Winter Jon J G, Anderson Malcolm, Blades Kevin, Brassington Claire, Breeze Alexander L, Chresta Christine, Embrey Kevin, Fairley Gary, Faulder Paul, Finlay M Raymond V, Kettle Jason G, Nowak Thorsten, Overman Ross, Patel S Joe, Perkins Paula, Spadola Loredana, Tart Jonathan, Tucker Julie A, Wrigley Gail
AstraZeneca , Alderley Park, Macclesfield, Cheshire, SK10 4TG, United Kingdom.
J Med Chem. 2015 Mar 12;58(5):2265-74. doi: 10.1021/jm501660t. Epub 2015 Feb 26.
Constitutively active mutant KRas displays a reduced rate of GTP hydrolysis via both intrinsic and GTPase-activating protein-catalyzed mechanisms, resulting in the perpetual activation of Ras pathways. We describe a fragment screening campaign using X-ray crystallography that led to the discovery of three fragment binding sites on the Ras:SOS complex. The identification of tool compounds binding at each of these sites allowed exploration of two new approaches to Ras pathway inhibition by stabilizing or covalently modifying the Ras:SOS complex to prevent the reloading of Ras with GTP. Initially, we identified ligands that bound reversibly to the Ras:SOS complex in two distinct sites, but these compounds were not sufficiently potent inhibitors to validate our stabilization hypothesis. We conclude by demonstrating that covalent modification of Cys118 on Ras leads to a novel mechanism of inhibition of the SOS-mediated interaction between Ras and Raf and is effective at inhibiting the exchange of labeled GDP in both mutant (G12C and G12V) and wild type Ras.

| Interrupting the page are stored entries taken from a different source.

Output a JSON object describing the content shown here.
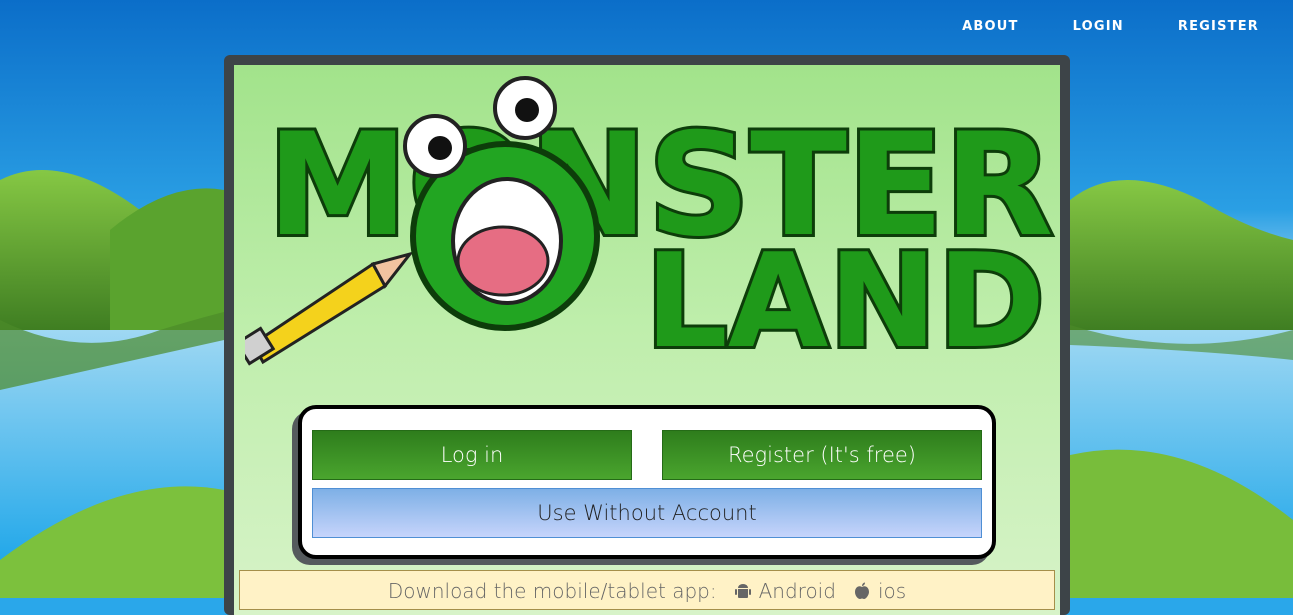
{
  "nav": {
    "items": [
      {
        "label": "ABOUT"
      },
      {
        "label": "LOGIN"
      },
      {
        "label": "REGISTER"
      }
    ]
  },
  "logo": {
    "line1": "MONSTER",
    "line2": "LAND"
  },
  "auth": {
    "login_label": "Log in",
    "register_label": "Register (It's free)",
    "guest_label": "Use Without Account"
  },
  "app_banner": {
    "text": "Download the mobile/tablet app:",
    "android_label": "Android",
    "ios_label": "ios"
  },
  "colors": {
    "sky": "#2aa7ea",
    "hill": "#6fb43a",
    "button_green": "#3a8e24",
    "button_blue": "#a8c4f2"
  }
}
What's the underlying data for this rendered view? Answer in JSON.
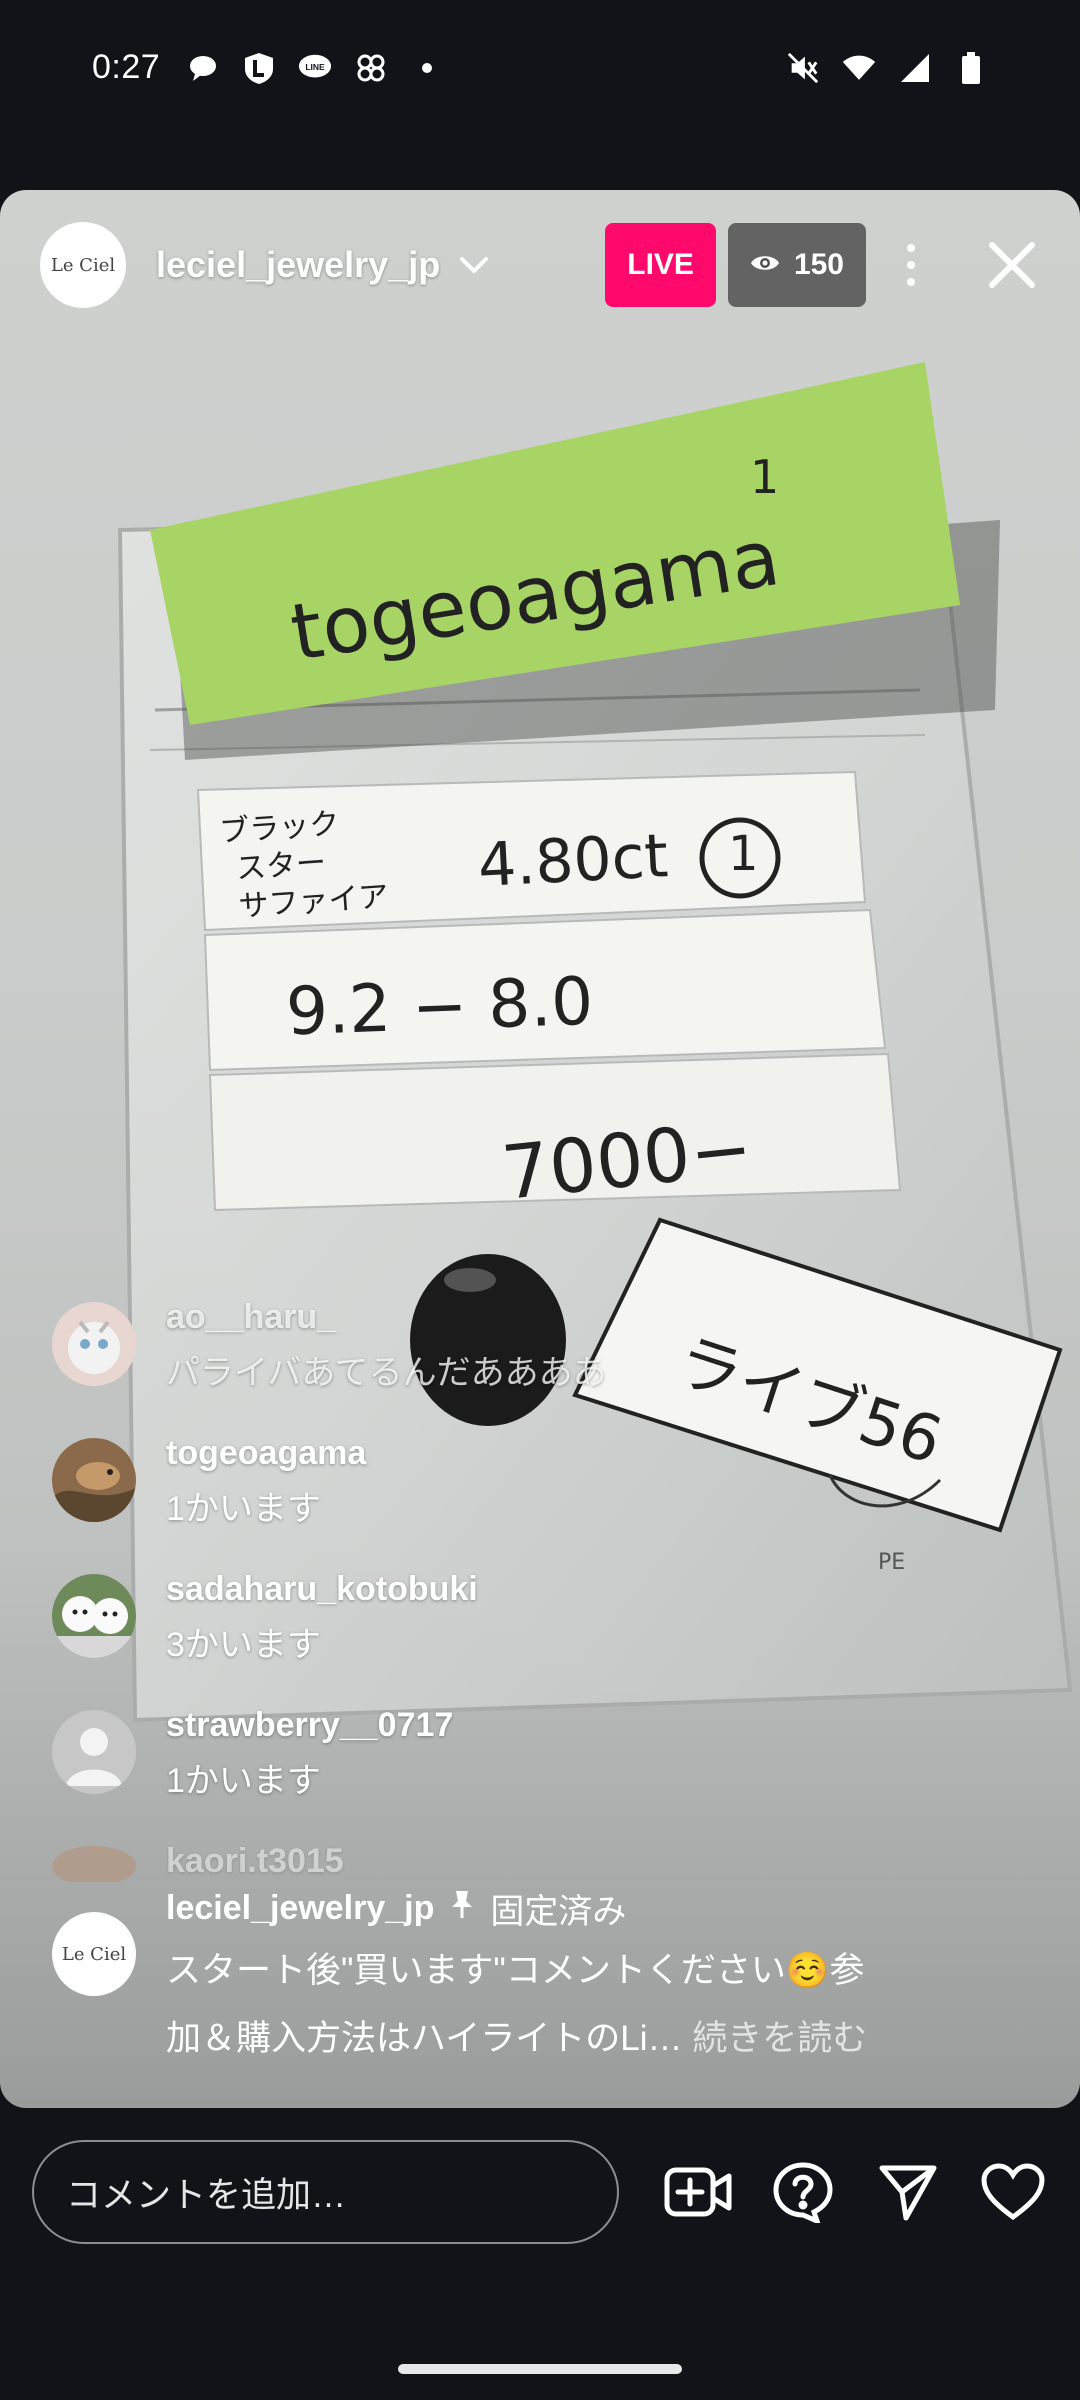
{
  "status_bar": {
    "time": "0:27",
    "left_icons": [
      "chat-bubble-icon",
      "shield-l-icon",
      "line-icon",
      "pinwheel-icon",
      "dot-icon"
    ],
    "right_icons": [
      "mute-icon",
      "wifi-icon",
      "signal-icon",
      "battery-icon"
    ]
  },
  "live": {
    "host": {
      "username": "leciel_jewelry_jp",
      "avatar_text": "Le Ciel"
    },
    "live_label": "LIVE",
    "viewer_count": "150",
    "video": {
      "note_label": "togeoagama",
      "note_number": "1",
      "row1_katakana": [
        "ブラック",
        "スター",
        "サファイア"
      ],
      "row1_weight": "4.80ct",
      "row1_index": "1",
      "row2": "9.2 − 8.0",
      "row3": "7000−",
      "tag": "ライブ56",
      "tag_small": "PE"
    }
  },
  "comments": [
    {
      "user": "ao__haru_",
      "text": "パライバあてるんだああああ",
      "faded": true,
      "avatar": "avatar-ao-haru"
    },
    {
      "user": "togeoagama",
      "text": "1かいます",
      "avatar": "avatar-togeoagama"
    },
    {
      "user": "sadaharu_kotobuki",
      "text": "3かいます",
      "avatar": "avatar-sadaharu"
    },
    {
      "user": "strawberry__0717",
      "text": "1かいます",
      "avatar": "avatar-default"
    },
    {
      "user": "kaori.t3015",
      "text": "",
      "avatar": "avatar-kaori"
    }
  ],
  "pinned": {
    "user": "leciel_jewelry_jp",
    "pinned_label": "固定済み",
    "message_line1": "スタート後\"買います\"コメントください☺️参",
    "message_line2": "加＆購入方法はハイライトのLi…",
    "read_more": "続きを読む"
  },
  "bottom_bar": {
    "comment_placeholder": "コメントを追加…",
    "icons": [
      "add-video-icon",
      "question-icon",
      "send-icon",
      "heart-icon"
    ]
  },
  "colors": {
    "live_badge": "#ff0a6c",
    "background": "#111318",
    "sticky_note": "#a8d466"
  }
}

组成型激活突变体KRas通过内在机制和GTP酶激活蛋白催化机制显示出降低的GTP水解速率,导致Ras通路的持续激活。我们描述了一项使用X射线晶体学的片段筛选活动,该活动导致在Ras:SOS复合物上发现了三个片段结合位点。在这些位点上结合的工具化合物的鉴定使得能够探索两种新的Ras通路抑制方法,即通过稳定或共价修饰Ras:SOS复合物来防止Ras重新加载GTP。最初,我们鉴定了在两个不同位点与Ras:SOS复合物可逆结合的配体,但这些化合物作为抑制剂的效力不足,无法验证我们的稳定化假设。我们通过证明对Ras上的Cys118进行共价修饰导致一种抑制Ras与Raf之间SOS介导相互作用的新机制,并有效抑制突变型(G12C和G12V)和野生型Ras中标记GDP的交换来得出结论。